Gospel
I have been haggling with Medicare over a walker that they claim my mother took while in the hospital last year. The medical supply company keeps submitting a claim for it, and I keep telling them that she didn’t accept the walker but kept her old one. Sometimes I want to shout, “We don’t owe you anything!”
Have you ever said, about someone, perhaps an enemy or someone you don’t get along with, “I don’t owe him anything!”? It’s a phrase often heard by divorce lawyers in the midst of a bitter battle. We may think that, when someone does something to hurt us, that we don’t owe that person anything. But is that true?
The Bible does say, “Owe no one anything.” That sounds good; it takes the burden of guilt away, no? No! Here’s the entire verse: “Owe no one anything except to love one another, for he who loves another has fulfilled the law” (Romans 13:8, NKJV). We may be able to pay off all of our other debts to people, but there is one that lasts forever: the debt of love. And, notice that there are no exceptions for our enemies, family, strangers, losers, winners, exes, or anyone. It says one another.
What does this have to do with bankruptcy? Don’t we all have the capacity to love our fellow man? Didn’t the Beatles sing, “Love is all you need”?
Yes, we can exhibit a form of love, but only God can equip us to love the way He loves. It is easy and natural to love those who love us, but the real trick is loving those we’d rather hate. Listen to the words of Jesus:
“You have heard that it was said, ‘Love your neighbor and hate your enemy.’ But I tell you: Love your enemies and pray for those who persecute you, that you may be sons of your Father in heaven. He causes his sun to rise on the evil and the good, and sends rain on the righteous and the unrighteous. If you love those who love you, what reward will you get? Are not even the tax collectors doing that? And if you greet only your brothers, what are you doing more than others? Do not even pagans do that? Be perfect, therefore, as your heavenly Father is perfect” (Matthew 5:43-48).
Now that’s a tall order! But God never asks us to do something that He wouldn’t enable us to do. In fact, He sets the perfect example: “This is how God showed his love among us: He sent his one and only Son into the world that we might live through him” (1 John 4:9).

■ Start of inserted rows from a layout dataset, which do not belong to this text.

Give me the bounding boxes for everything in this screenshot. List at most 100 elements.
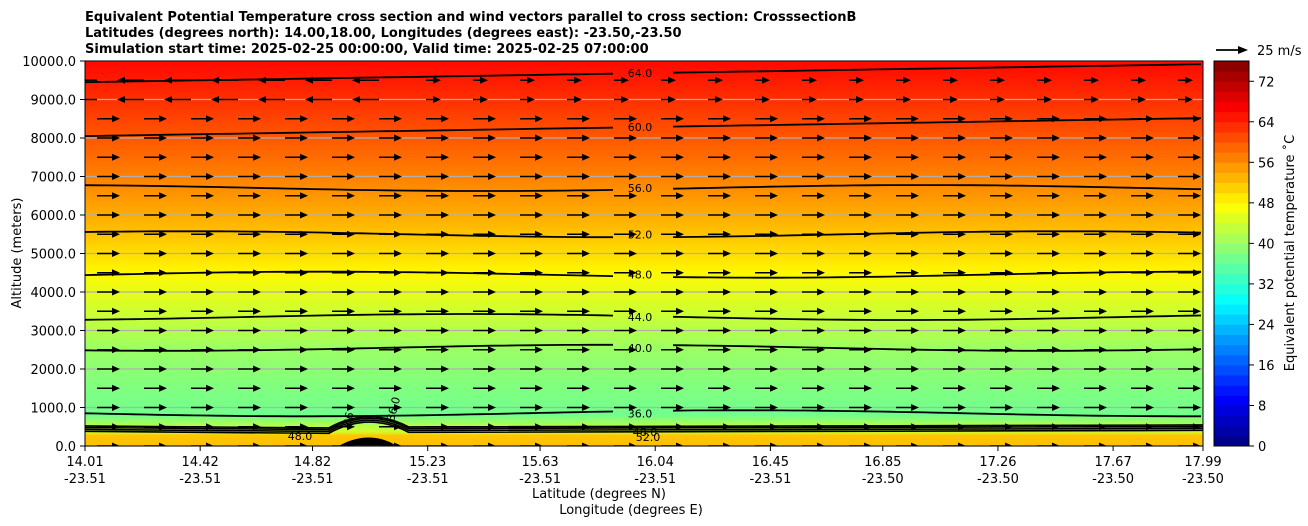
contour-line-60.0 — [85, 117, 1202, 137]
wind-vector — [614, 250, 637, 257]
x-tick-label-lat: 16.85 — [864, 455, 901, 470]
wind-vector — [473, 115, 496, 123]
wind-vector — [802, 307, 825, 315]
colorbar-tick-label: 56 — [1258, 156, 1275, 171]
wind-vector — [1131, 269, 1154, 277]
wind-vector — [708, 115, 731, 123]
wind-vector — [520, 96, 535, 103]
wind-vector — [1084, 307, 1107, 315]
wind-vector — [614, 211, 637, 219]
colorbar: 0 8 16 24 32 40 48 56 64 72 Equivalent potential … — [1213, 60, 1298, 455]
wind-vector — [1178, 327, 1201, 334]
wind-vector — [1131, 250, 1154, 257]
wind-vector — [1131, 173, 1154, 180]
wind-vector — [426, 269, 449, 277]
wind-vector — [802, 76, 817, 84]
wind-vector — [614, 346, 637, 354]
y-tick-label: 8000.0 — [31, 132, 77, 147]
wind-vector — [238, 230, 261, 238]
wind-vector — [520, 192, 543, 200]
wind-vector — [943, 327, 966, 334]
wind-vector — [1037, 307, 1060, 315]
wind-vector — [332, 384, 355, 392]
wind-vector — [426, 115, 449, 123]
wind-vector — [661, 269, 684, 277]
wind-vector — [520, 307, 543, 315]
terrain-bump — [338, 437, 397, 446]
x-axis-label-longitude: Longitude (degrees E) — [559, 503, 703, 518]
wind-vector — [943, 384, 966, 392]
wind-vector — [144, 327, 167, 334]
wind-vector — [990, 269, 1013, 277]
wind-vector — [285, 134, 308, 142]
wind-vector — [144, 192, 167, 200]
y-tick-label: 3000.0 — [31, 325, 77, 340]
wind-vector — [802, 192, 825, 200]
wind-vector — [896, 192, 919, 200]
wind-vector — [520, 327, 543, 334]
wind-vector — [567, 307, 590, 315]
wind-vector — [943, 423, 966, 431]
wind-vector — [849, 365, 872, 373]
colorbar-band — [1214, 334, 1249, 346]
colorbar-band — [1214, 425, 1249, 437]
plot-area: 36.040.044.048.052.056.060.064.048.0 48.0… — [84, 60, 1204, 447]
wind-vector — [755, 404, 778, 411]
x-tick-label-lat: 14.82 — [294, 455, 331, 470]
wind-vector — [943, 250, 966, 257]
wind-vector — [1037, 365, 1060, 373]
wind-vector — [1178, 384, 1201, 392]
wind-vector — [1084, 423, 1107, 431]
wind-vector — [1178, 134, 1201, 142]
wind-vector — [849, 76, 864, 84]
wind-vector — [426, 250, 449, 257]
wind-vector — [97, 134, 120, 142]
wind-vector — [755, 442, 778, 446]
wind-vector — [567, 442, 590, 446]
wind-vector — [238, 423, 261, 431]
wind-vector — [661, 384, 684, 392]
wind-vector — [896, 230, 919, 238]
wind-vector — [802, 384, 825, 392]
wind-vector — [708, 404, 731, 411]
wind-vector — [661, 115, 684, 123]
wind-vector — [1131, 134, 1154, 142]
wind-vector — [614, 384, 637, 392]
wind-vector — [191, 134, 214, 142]
wind-vector — [1178, 423, 1201, 431]
wind-vector — [1084, 115, 1107, 123]
wind-vector — [191, 288, 214, 296]
wind-vector — [708, 230, 731, 238]
colorbar-band — [1214, 212, 1249, 224]
wind-vector — [520, 250, 543, 257]
wind-vector — [708, 423, 731, 431]
x-tick-label-lon: -23.51 — [64, 472, 106, 487]
wind-vector — [802, 346, 825, 354]
wind-vector — [990, 442, 1013, 446]
wind-vector — [1178, 173, 1201, 180]
wind-vector — [708, 327, 731, 334]
wind-vector — [238, 115, 261, 123]
wind-vector — [1131, 115, 1154, 123]
wind-vector — [238, 211, 261, 219]
y-tick-label: 2000.0 — [31, 363, 77, 378]
wind-vector — [1131, 327, 1154, 334]
wind-vector — [379, 404, 402, 411]
x-tick-label-lon: -23.51 — [407, 472, 449, 487]
wind-vector — [990, 76, 1005, 84]
wind-vector — [567, 192, 590, 200]
wind-vector — [567, 269, 590, 277]
y-tick-label: 10000.0 — [22, 55, 76, 70]
wind-vector — [426, 423, 449, 431]
wind-vector — [1131, 384, 1154, 392]
wind-vector — [1037, 134, 1060, 142]
wind-vector — [896, 307, 919, 315]
wind-vector — [661, 288, 684, 296]
wind-vector — [849, 404, 872, 411]
wind-vector — [708, 384, 731, 392]
wind-vector — [896, 346, 919, 354]
wind-vector — [849, 423, 872, 431]
wind-vector — [755, 76, 770, 84]
wind-vector — [1084, 134, 1107, 142]
wind-vector — [379, 307, 402, 315]
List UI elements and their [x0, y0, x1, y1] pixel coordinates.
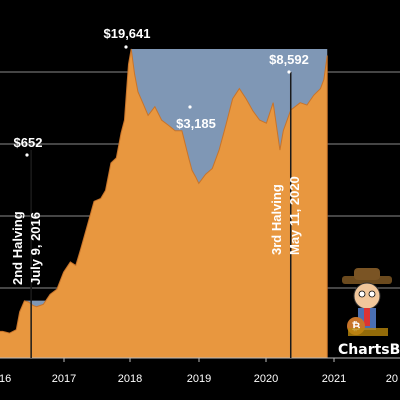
annotation-dot	[188, 105, 192, 109]
x-tick-label: 20	[386, 373, 398, 385]
x-tick-label: 2021	[322, 373, 346, 385]
price-annotations: $19,641 $652 $3,185 $8,592	[14, 26, 309, 157]
x-axis-ticks: 16 2017 2018 2019 2020 2021 20	[0, 358, 398, 385]
annotation-dot	[25, 153, 29, 157]
x-tick-label: 2017	[52, 373, 76, 385]
drawdown-area	[131, 49, 328, 184]
x-tick-label: 2020	[254, 373, 278, 385]
halving-labels: 2nd Halving July 9, 2016 3rd Halving May 11…	[10, 176, 302, 285]
halving-label: 3rd Halving	[269, 184, 284, 255]
mascot-logo: ₿	[342, 268, 392, 336]
price-annotation: $19,641	[104, 26, 151, 41]
svg-text:₿: ₿	[352, 320, 361, 333]
area-series	[0, 48, 400, 359]
price-annotation: $652	[14, 135, 43, 150]
halving-date: May 11, 2020	[287, 176, 302, 255]
x-tick-label: 2019	[187, 373, 211, 385]
annotation-dot	[124, 45, 128, 49]
watermark-text: ChartsBT	[338, 342, 400, 358]
x-tick-label: 16	[0, 373, 11, 385]
halving-label: 2nd Halving	[10, 211, 25, 285]
price-annotation: $8,592	[269, 52, 309, 67]
x-tick-label: 2018	[118, 373, 142, 385]
price-annotation: $3,185	[176, 116, 216, 131]
halving-lines	[30, 72, 292, 358]
price-area	[0, 48, 328, 359]
halving-date: July 9, 2016	[28, 212, 43, 285]
drawdown-area-2016	[24, 300, 57, 307]
annotation-dot	[287, 70, 291, 74]
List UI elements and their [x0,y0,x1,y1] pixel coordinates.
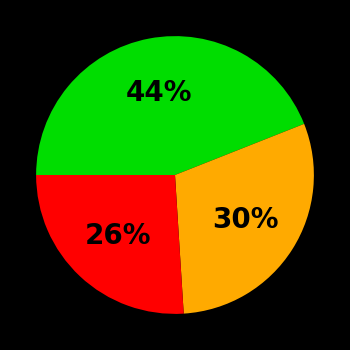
Text: 30%: 30% [212,206,279,234]
Text: 44%: 44% [126,79,192,107]
Wedge shape [36,36,304,175]
Wedge shape [175,124,314,314]
Wedge shape [36,175,184,314]
Text: 26%: 26% [85,222,151,250]
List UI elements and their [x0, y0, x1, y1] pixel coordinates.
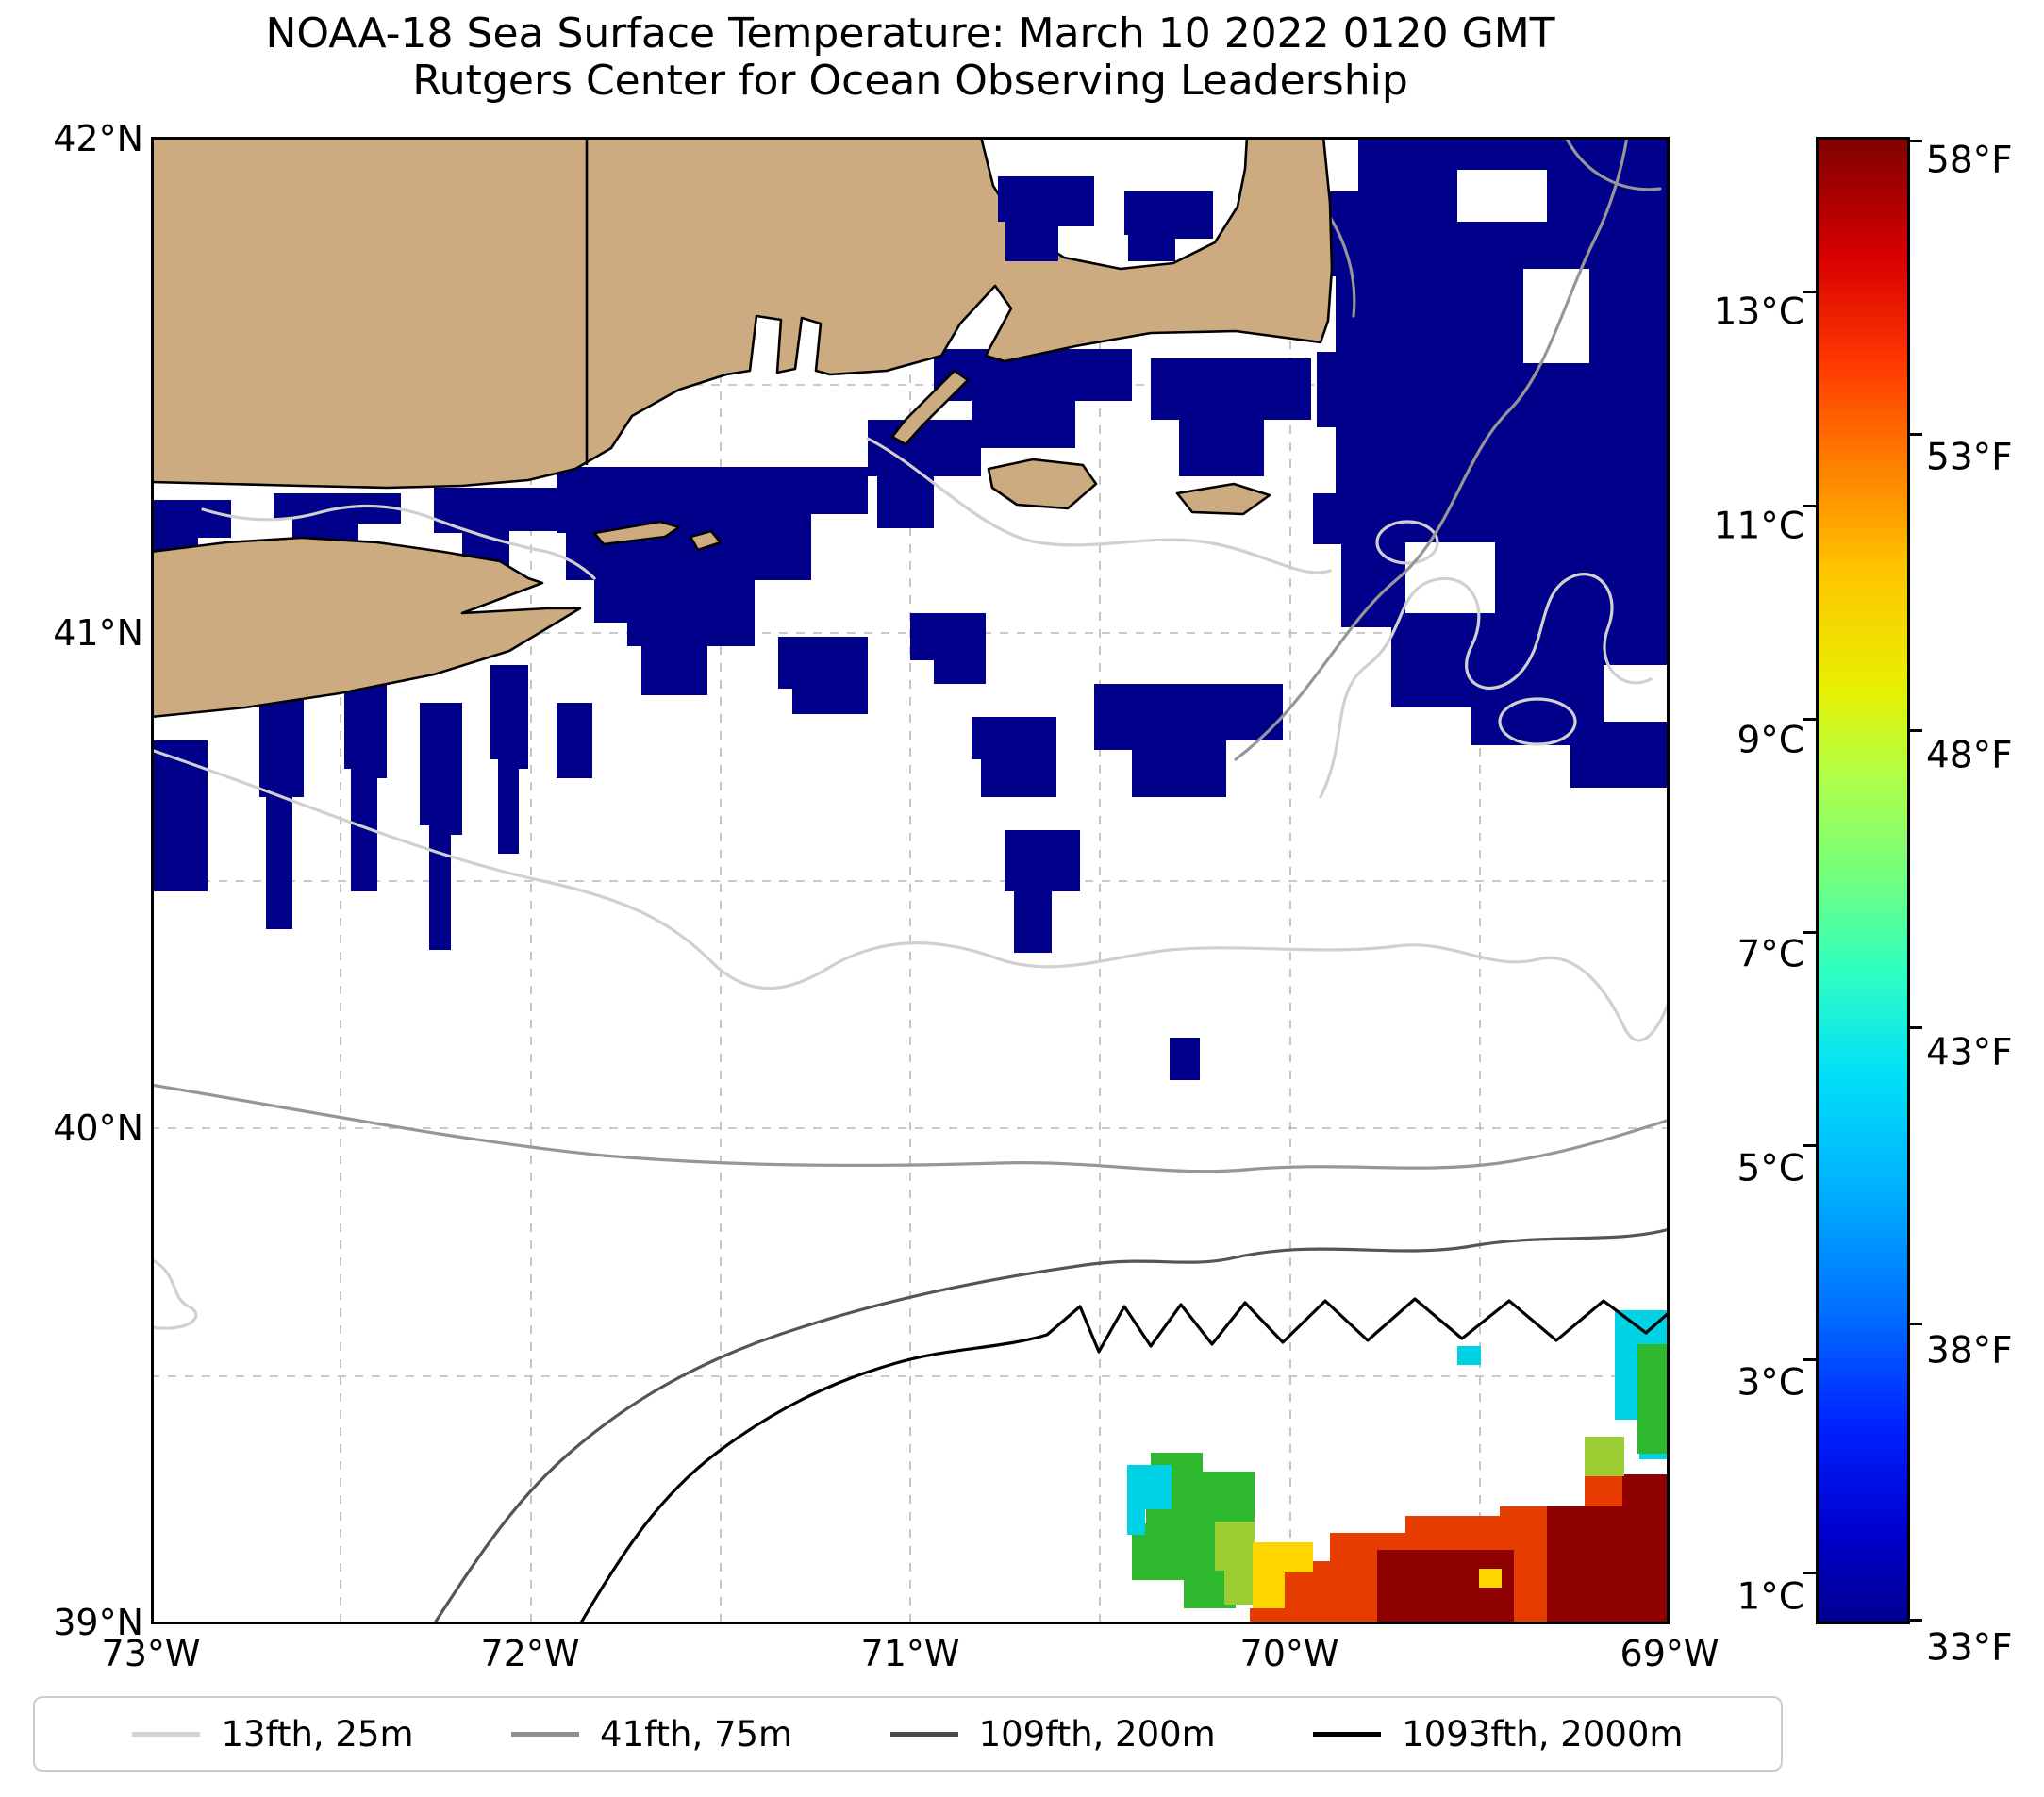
colorbar-tick — [1907, 729, 1922, 733]
sst-darkred-edge — [1622, 1474, 1670, 1516]
x-tick-label: 71°W — [860, 1633, 960, 1674]
colorbar-tick — [1907, 1619, 1922, 1622]
fishers-island-chain — [592, 520, 681, 546]
y-tick-label: 41°N — [53, 612, 143, 654]
sst-darkred-core-1 — [1377, 1550, 1514, 1624]
marthas-vineyard — [987, 458, 1098, 510]
colorbar-celsius-label: 11°C — [1713, 505, 1804, 548]
colorbar-tick — [1803, 1144, 1819, 1148]
contour-line-swatch-25m — [132, 1731, 201, 1737]
nantucket — [1175, 482, 1271, 516]
colorbar-fahrenheit-label: 38°F — [1926, 1329, 2013, 1373]
colorbar-tick — [1907, 1025, 1922, 1029]
sst-cyan-patch — [1127, 1465, 1172, 1535]
colorbar-celsius-label: 1°C — [1737, 1575, 1804, 1619]
sst-cyan-dot — [1457, 1346, 1481, 1365]
colorbar-celsius-label: 3°C — [1737, 1361, 1804, 1405]
colorbar-tick — [1803, 291, 1819, 294]
colorbar-celsius-label: 13°C — [1713, 291, 1804, 334]
colorbar-tick — [1803, 1357, 1819, 1361]
legend-item-label: 1093fth, 2000m — [1402, 1713, 1684, 1755]
x-tick-label: 73°W — [101, 1633, 201, 1674]
map-frame — [151, 137, 1670, 1624]
legend-item: 1093fth, 2000m — [1313, 1714, 1683, 1755]
x-tick-label: 72°W — [480, 1633, 580, 1674]
cold-sst-layer — [151, 137, 1670, 1080]
colorbar-tick — [1803, 717, 1819, 721]
colorbar-tick — [1907, 1322, 1922, 1325]
colorbar-gradient — [1803, 137, 1922, 1624]
colorbar-tick — [1803, 931, 1819, 935]
sst-darkred-core-2 — [1547, 1506, 1670, 1624]
contour-line-swatch-75m — [511, 1731, 580, 1737]
legend-item-label: 13fth, 25m — [221, 1713, 414, 1755]
sst-yellow-fringe — [1253, 1542, 1313, 1608]
map-svg — [151, 137, 1670, 1624]
colorbar-tick — [1907, 140, 1922, 143]
elizabeth-islands — [890, 369, 970, 446]
y-tick-label: 39°N — [53, 1602, 143, 1643]
contour-line-swatch-200m — [889, 1731, 958, 1737]
legend-item: 109fth, 200m — [889, 1713, 1216, 1755]
x-tick-label: 69°W — [1620, 1633, 1720, 1674]
colorbar-celsius-label: 9°C — [1737, 719, 1804, 762]
y-tick-label: 42°N — [53, 118, 143, 159]
sst-yellowgreen-bit — [1585, 1437, 1624, 1476]
colorbar-fahrenheit-label: 43°F — [1926, 1031, 2013, 1074]
contour-legend: 13fth, 25m 41fth, 75m 109fth, 200m 1093f… — [33, 1696, 1783, 1772]
colorbar-fahrenheit-label: 33°F — [1926, 1626, 2013, 1670]
colorbar-celsius-label: 7°C — [1737, 933, 1804, 976]
colorbar-fahrenheit-label: 53°F — [1926, 436, 2013, 479]
plot-title: NOAA-18 Sea Surface Temperature: March 1… — [265, 9, 1555, 58]
sst-yellow-dot — [1479, 1569, 1502, 1588]
depth-contour-25m — [151, 437, 1670, 1330]
cloud-holes — [1405, 170, 1670, 722]
legend-item-label: 41fth, 75m — [600, 1713, 793, 1755]
long-island — [151, 536, 582, 719]
colorbar-tick — [1803, 504, 1819, 507]
legend-item: 13fth, 25m — [132, 1713, 414, 1755]
legend-item-label: 109fth, 200m — [978, 1713, 1216, 1755]
colorbar-celsius-label: 5°C — [1737, 1147, 1804, 1190]
colorbar-fahrenheit-label: 48°F — [1926, 734, 2013, 777]
plot-subtitle: Rutgers Center for Ocean Observing Leade… — [412, 57, 1408, 105]
colorbar-tick — [1803, 1571, 1819, 1574]
bay-cold-sst — [998, 176, 1213, 261]
x-tick-label: 70°W — [1239, 1633, 1339, 1674]
contour-line-swatch-2000m — [1313, 1731, 1382, 1737]
y-tick-label: 40°N — [53, 1107, 143, 1149]
sst-yellowgreen-streak — [1215, 1522, 1255, 1605]
colorbar-tick — [1907, 433, 1922, 437]
legend-item: 41fth, 75m — [511, 1714, 792, 1755]
sst-green-column — [1637, 1344, 1670, 1454]
colorbar-fahrenheit-label: 58°F — [1926, 139, 2013, 182]
map-plot — [151, 137, 1670, 1624]
depth-contour-200m — [432, 1227, 1670, 1624]
depth-contour-2000m — [578, 1297, 1670, 1624]
block-island — [689, 529, 723, 552]
warm-sst-layer — [1127, 1310, 1670, 1624]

God sent His Son to die for His enemies. Sacrificial love is the ultimate love, and only God can make that work. Otherwise, we are bankrupt.
This debt of love manifests itself in many ways. In fact, according to the apostle John, this type of love is evidence that one is a believer. Jesus said, “By this all men will know that you are my disciples, if you love one another” (John 13:35). The book of 1 John expands on this theme, and I recommend you read the entire book prayerfully.
One way we can pay the debt of love is by sacrificing ourselves for another’s benefit. Jesus taught, by word and example, “Greater love has no one than this, that he lay down his life for his friends” (John 15:13).
Another manifestation of love is to preach the gospel to all men. Paul made no distinctions: “I am a debtor both to Greeks and to barbarians, both to wise and to unwise. So, as much as is in me, I am ready to preach the gospel to you who are in Rome also” (Romans 1:14, 15, NKJV).
We owe it to God the Spirit to live after the Spirit: “Therefore, brethren, we are debtors—not to the flesh, to live according to the flesh. For if you live according to the flesh you will die; but if by the Spirit you put to death the deeds of the body, you will live” (Romans 8:12, 13, NKJV).
Believers owe a debt to those from whom they received the gospel. Paul was recommending that the Gentile churches help the Jerusalem churches, from whom came the gospel, when he said, “For Macedonia and Achaia were pleased to make a contribution for the poor among the saints in Jerusalem. They were pleased to do it, and indeed they owe it to them. For if the Gentiles have shared in the Jews' spiritual blessings, they owe it to the Jews to share with them their material blessings” (Romans 15:26, 27).
No matter what spiritual assets we claim, if we have not love, we are bankrupt (1 Corinthians 13). And if we are bankrupt, we cannot pay the debt we owe others. And if we cannot thereby enrich others, we ourselves are impoverished beyond measure. But not beyond hope. God is still our bankruptcy protection.